Nonetheless, another thing I learned in MBA classes was that simply listening to customers and providing empathy is a pretty inexpensive way to provide quality. Good doctors know this already—my guess is that wanting to do so is one reason Doc and others like him chose to study medicine in the first place.

Here in our own home we are still in search of a solution for the medical condition(s) that led to our daughter’s very disappointing ER visit. However, the doctor she met last week looked at her the whole time he examined her and paid attention to the signs of pain. Will he be able to discover what’s troubling her body? Who knows, but at least she felt heard—which is surprisingly rare for someone who has had enough encounters with medical practitioners in her short life that she could work as a quality control auditor for patient care.

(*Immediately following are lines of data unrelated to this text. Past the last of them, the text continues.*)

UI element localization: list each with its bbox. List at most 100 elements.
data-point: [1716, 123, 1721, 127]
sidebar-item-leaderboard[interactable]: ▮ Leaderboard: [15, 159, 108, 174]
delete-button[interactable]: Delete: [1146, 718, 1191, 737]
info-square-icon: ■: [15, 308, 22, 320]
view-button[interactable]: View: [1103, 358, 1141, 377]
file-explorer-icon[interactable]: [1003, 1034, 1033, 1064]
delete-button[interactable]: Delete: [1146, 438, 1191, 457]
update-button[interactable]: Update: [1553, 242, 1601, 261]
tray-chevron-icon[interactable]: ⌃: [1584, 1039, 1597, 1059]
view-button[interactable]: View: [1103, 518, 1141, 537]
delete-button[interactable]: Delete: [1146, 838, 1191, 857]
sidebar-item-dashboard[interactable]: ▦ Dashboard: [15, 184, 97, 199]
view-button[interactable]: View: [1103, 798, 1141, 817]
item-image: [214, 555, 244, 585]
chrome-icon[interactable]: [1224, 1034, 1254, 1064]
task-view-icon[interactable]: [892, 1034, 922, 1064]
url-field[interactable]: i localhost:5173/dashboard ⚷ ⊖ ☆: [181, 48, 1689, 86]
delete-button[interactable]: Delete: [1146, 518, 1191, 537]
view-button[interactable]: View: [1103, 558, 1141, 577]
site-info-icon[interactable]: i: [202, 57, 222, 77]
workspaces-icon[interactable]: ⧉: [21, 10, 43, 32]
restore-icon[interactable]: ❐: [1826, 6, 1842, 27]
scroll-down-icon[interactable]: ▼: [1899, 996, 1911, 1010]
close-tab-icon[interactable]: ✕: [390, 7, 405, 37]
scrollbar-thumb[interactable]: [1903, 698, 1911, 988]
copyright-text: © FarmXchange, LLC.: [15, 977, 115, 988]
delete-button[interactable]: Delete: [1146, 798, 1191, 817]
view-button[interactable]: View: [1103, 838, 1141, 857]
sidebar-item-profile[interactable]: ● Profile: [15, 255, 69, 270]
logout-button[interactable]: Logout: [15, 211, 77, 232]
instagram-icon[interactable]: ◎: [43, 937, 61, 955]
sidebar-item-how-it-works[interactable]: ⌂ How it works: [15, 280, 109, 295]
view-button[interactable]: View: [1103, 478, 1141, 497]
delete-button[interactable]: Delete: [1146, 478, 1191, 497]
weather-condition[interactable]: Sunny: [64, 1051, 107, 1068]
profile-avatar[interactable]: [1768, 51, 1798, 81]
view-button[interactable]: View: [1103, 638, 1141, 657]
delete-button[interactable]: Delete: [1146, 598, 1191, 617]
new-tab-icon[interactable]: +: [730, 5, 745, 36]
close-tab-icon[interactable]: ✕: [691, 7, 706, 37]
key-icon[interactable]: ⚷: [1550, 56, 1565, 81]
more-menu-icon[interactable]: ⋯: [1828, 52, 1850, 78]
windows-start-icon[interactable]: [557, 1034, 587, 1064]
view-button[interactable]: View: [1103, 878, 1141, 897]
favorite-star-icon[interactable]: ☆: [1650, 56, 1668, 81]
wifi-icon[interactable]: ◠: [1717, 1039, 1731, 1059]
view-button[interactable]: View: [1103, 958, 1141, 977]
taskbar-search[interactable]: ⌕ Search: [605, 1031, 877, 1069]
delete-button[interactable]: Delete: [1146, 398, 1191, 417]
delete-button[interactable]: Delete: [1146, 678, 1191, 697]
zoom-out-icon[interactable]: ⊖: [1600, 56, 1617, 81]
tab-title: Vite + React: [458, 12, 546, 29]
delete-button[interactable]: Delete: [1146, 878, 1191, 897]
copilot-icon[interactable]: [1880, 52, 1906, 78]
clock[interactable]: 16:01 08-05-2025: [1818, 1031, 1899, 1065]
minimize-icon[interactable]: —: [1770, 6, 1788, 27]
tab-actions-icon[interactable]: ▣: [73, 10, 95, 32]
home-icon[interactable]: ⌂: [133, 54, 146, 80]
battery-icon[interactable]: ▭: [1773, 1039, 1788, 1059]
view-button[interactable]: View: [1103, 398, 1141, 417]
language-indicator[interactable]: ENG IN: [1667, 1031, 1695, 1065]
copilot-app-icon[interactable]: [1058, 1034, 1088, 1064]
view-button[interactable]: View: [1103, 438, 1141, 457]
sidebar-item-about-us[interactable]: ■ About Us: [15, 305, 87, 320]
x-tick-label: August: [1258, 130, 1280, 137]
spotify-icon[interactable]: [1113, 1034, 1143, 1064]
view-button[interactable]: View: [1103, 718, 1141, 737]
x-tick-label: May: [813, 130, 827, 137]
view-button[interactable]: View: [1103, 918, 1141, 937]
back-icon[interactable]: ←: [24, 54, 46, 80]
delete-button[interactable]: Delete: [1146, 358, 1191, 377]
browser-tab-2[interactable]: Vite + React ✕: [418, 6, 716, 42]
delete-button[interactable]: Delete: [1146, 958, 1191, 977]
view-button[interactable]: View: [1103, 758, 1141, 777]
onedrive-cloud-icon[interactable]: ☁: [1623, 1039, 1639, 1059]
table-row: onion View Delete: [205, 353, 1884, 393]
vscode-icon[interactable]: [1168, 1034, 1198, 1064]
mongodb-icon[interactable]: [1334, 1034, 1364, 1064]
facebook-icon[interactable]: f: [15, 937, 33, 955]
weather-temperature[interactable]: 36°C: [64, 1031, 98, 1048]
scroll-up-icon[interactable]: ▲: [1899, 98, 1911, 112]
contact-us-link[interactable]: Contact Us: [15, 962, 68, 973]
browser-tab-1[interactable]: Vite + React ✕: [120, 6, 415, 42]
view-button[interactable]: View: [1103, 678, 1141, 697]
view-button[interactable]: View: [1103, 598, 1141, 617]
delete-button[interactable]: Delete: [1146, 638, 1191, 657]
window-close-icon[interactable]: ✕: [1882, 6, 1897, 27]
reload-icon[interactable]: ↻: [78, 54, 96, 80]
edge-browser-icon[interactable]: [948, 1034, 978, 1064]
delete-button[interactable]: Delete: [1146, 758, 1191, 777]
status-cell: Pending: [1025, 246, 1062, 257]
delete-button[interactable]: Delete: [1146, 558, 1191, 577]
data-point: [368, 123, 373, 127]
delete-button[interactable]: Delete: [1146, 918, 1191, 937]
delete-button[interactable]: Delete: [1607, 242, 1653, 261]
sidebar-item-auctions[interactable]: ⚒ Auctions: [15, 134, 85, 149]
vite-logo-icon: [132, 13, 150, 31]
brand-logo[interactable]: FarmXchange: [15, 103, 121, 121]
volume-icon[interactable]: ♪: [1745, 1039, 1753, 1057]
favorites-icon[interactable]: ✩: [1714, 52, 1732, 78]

Doctors who treat us as individuals with conditions and/or symptoms versus as a diagnosis code probably stand a better chance of getting the diagnosis right. Good patient care is good medicine for what ails us—even for those times when all that ails us is the fact we have to give up time and money for routine care—but especially for those times when we are in pain and afraid.

Thank you to the doctors out there for whom care is both noun and verb—and for whom the word patient is also an adjective that describes the type of care they provide to us when we visit them as patients.